Archive 17/01/2023.

Composite collision detection

QBkGames

I’d like to have an object, for example a car, that conceptually is made up of a number of parts (e.g. wheels, doors, roof, bumper bars, hood, bonnet, etc). Physically it should behave as a single rigid body (maybe based on the Raycast Vehicle). However when colliding, I would like to know exactly which of it’s parts was involved in the collision, so that I may change the mesh of that part to one that shows some damage and also I like to keep track of the damaged parts so that later on, when the player enters a garage they are given the option the replace/repair the damaged parts.

Ideally, I would have a node that has a single rigid body and multiple collision shapes, but I couldn’t figure out how to determine which of the collision shapes was involved in the collision.

Any ideas? Thanks.

stark7

The raycast result gives you the mesh that was hit, the distance and the node it belongs to, it doesn’t use the physics bodies.

QBkGames

Thanks for the idea.
So, I should get the collision data from the physics world and use it to create an Octree raycast query to get the specific child node and mesh. A bit convoluted but could work.

Bananaft

Compound collision shape won’t tell you which of it’s parts is colliding.

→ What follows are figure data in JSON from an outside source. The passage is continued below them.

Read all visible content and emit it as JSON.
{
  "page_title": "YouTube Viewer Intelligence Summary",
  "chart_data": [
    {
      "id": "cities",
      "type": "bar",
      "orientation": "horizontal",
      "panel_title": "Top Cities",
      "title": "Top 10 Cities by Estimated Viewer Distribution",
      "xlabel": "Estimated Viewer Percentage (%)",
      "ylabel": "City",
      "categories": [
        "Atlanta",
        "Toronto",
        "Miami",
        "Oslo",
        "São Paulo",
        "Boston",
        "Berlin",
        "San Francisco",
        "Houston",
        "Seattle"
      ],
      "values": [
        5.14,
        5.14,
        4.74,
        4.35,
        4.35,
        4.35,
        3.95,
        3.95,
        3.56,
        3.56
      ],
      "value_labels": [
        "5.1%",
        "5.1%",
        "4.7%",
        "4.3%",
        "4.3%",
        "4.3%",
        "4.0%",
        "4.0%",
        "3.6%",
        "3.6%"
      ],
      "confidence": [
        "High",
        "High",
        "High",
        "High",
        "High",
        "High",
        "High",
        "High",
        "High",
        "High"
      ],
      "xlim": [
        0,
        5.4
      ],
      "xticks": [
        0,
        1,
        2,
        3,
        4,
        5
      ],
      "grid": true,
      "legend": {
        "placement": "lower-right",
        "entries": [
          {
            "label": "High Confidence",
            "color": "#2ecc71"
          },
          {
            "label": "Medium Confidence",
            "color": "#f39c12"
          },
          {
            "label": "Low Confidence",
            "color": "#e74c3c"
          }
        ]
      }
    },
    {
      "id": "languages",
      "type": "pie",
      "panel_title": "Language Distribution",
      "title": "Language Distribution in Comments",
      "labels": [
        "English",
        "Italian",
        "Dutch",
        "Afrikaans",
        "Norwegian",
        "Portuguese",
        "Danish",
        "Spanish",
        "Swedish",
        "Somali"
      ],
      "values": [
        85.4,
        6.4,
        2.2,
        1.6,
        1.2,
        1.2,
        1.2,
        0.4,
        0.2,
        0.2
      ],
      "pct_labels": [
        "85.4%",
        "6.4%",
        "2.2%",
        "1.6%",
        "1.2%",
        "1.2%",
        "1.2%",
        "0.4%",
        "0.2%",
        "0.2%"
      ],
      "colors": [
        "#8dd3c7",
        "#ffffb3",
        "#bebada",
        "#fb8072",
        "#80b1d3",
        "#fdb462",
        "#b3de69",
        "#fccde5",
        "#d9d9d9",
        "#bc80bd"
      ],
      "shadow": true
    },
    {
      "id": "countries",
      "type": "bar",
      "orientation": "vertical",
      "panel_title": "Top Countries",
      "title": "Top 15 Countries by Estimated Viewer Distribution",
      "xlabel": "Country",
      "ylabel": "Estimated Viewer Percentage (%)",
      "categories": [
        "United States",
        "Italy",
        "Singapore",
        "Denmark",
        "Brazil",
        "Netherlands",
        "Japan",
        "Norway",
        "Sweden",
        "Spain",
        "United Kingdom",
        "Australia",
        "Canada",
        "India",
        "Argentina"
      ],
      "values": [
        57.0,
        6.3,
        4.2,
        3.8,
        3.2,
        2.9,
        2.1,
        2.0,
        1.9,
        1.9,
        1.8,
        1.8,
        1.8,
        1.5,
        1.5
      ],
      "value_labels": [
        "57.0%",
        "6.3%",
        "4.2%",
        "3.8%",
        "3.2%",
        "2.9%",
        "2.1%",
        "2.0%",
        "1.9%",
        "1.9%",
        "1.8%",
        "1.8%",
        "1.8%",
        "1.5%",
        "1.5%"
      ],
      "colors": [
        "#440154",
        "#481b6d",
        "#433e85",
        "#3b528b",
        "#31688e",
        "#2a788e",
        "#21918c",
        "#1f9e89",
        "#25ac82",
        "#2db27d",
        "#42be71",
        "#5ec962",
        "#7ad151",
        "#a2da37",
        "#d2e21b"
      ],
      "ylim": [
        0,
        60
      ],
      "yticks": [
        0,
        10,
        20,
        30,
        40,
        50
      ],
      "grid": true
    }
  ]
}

I would recommend the following: Making your car collision a single convex shape to keep things fast and simple, then, when it detects collision, you take a position of collision point and check what part it belongs “by hand” by checking it’s intersection with part’s bounding boxes, or finding a closest part to a collision point.

SirNate0

Based off of some earlier searching, I’m pretty sure you can also make a few modifications to Bullet so that it will tell you which shape in the compound shape was hit.

If you want, I can try to find those links, but if you’d prefer not modifying the engine I’d go with the other solutions.